Figure 3Thousands of LTR/ERV–derived sequences are activated in a cell type–specific manner, especially in ESCs.
(A) Proportion of DHS clusters that overlap repeats based on the number of distinct cell types in which they are observed. (B) Proportion of cell type-specific DARs and of all repeat subfamilies (Expected) by repeat class. (C) Average number of cell type-specific DARs per data set in normal, embryonic and cancer cell lines. (D) Heatmap showing the cell type-specific fold enrichment for the top 100 repeat subfamilies. (E) Number of instances contributing to open chromatin for the LTR2B, LTR7 and MER121 repeat subfamilies.
Figure 4Cell type–specific expression of DAR–associated genes.

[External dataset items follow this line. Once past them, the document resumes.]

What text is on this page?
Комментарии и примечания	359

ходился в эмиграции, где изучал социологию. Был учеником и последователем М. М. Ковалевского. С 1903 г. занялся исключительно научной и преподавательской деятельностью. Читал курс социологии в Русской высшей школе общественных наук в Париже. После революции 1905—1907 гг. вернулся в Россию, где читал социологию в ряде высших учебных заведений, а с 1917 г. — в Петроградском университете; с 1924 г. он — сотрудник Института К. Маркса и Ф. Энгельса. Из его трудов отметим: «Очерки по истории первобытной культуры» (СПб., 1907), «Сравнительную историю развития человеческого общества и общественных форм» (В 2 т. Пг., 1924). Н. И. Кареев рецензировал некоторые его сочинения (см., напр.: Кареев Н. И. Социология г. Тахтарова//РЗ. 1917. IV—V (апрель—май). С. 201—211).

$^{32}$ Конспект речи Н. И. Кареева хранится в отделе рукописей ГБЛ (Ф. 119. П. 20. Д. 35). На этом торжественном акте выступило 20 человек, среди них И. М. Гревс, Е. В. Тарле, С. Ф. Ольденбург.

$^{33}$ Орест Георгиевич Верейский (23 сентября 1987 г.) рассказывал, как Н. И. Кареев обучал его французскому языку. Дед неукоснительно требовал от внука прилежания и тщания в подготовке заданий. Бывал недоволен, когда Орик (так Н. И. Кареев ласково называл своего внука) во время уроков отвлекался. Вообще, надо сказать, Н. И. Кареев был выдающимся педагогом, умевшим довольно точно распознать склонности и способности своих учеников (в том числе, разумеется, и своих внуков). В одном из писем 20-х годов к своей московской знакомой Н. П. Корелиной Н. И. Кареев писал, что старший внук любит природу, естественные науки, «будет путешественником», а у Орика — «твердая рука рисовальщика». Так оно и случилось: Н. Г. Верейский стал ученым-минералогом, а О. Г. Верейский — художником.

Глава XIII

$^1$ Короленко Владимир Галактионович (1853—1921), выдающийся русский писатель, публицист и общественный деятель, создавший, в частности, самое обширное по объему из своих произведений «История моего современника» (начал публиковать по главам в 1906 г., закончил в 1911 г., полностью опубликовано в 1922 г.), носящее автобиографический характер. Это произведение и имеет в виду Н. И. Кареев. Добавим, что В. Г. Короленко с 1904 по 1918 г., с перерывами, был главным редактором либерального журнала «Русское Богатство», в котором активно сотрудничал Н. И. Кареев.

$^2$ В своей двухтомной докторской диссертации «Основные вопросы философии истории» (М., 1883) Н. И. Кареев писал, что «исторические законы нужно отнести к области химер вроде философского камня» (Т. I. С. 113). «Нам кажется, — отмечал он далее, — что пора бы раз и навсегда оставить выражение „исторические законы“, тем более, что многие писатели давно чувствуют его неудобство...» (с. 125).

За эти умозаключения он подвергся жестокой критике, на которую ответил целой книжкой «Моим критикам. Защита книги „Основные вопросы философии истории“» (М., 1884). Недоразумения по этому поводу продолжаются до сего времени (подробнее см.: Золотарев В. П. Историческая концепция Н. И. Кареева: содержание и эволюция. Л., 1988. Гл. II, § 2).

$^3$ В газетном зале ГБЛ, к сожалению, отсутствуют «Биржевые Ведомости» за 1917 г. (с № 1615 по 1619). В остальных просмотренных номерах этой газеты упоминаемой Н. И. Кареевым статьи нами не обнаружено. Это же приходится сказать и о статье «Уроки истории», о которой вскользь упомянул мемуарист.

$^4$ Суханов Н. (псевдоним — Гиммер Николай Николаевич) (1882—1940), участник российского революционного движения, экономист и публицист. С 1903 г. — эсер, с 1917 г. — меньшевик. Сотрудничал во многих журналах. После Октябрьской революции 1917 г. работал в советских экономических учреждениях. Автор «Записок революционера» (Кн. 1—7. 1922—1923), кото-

(A) Distribution of the expected number of up-regulated genes in proximity to the LTR2B DAR instances in GM18265. Actual number of up-regulated genes is shown using an arrowhead. (B) UCSC genome browser view of the NAPSB gene with selected RNA-Seq and DHS ENCODE tracks (y-axis maximum set to 20 and 100 respectively). The LTR2B repeat is highlighted in pink along with its cell type-specific open chromatin and expression profiles. (C) Boxplots showing the expression values across cell types for the DAR-associated genes that are up-regulated. Red lines are connecting the expression values observed in GM18265. (D) Cell type-specific DARs have more cell type-specific expression. DARs were binned according to their cell type-specific fold enrichment and the proportion of them having a Z-score of cell type-specificity expression above 3 is shown.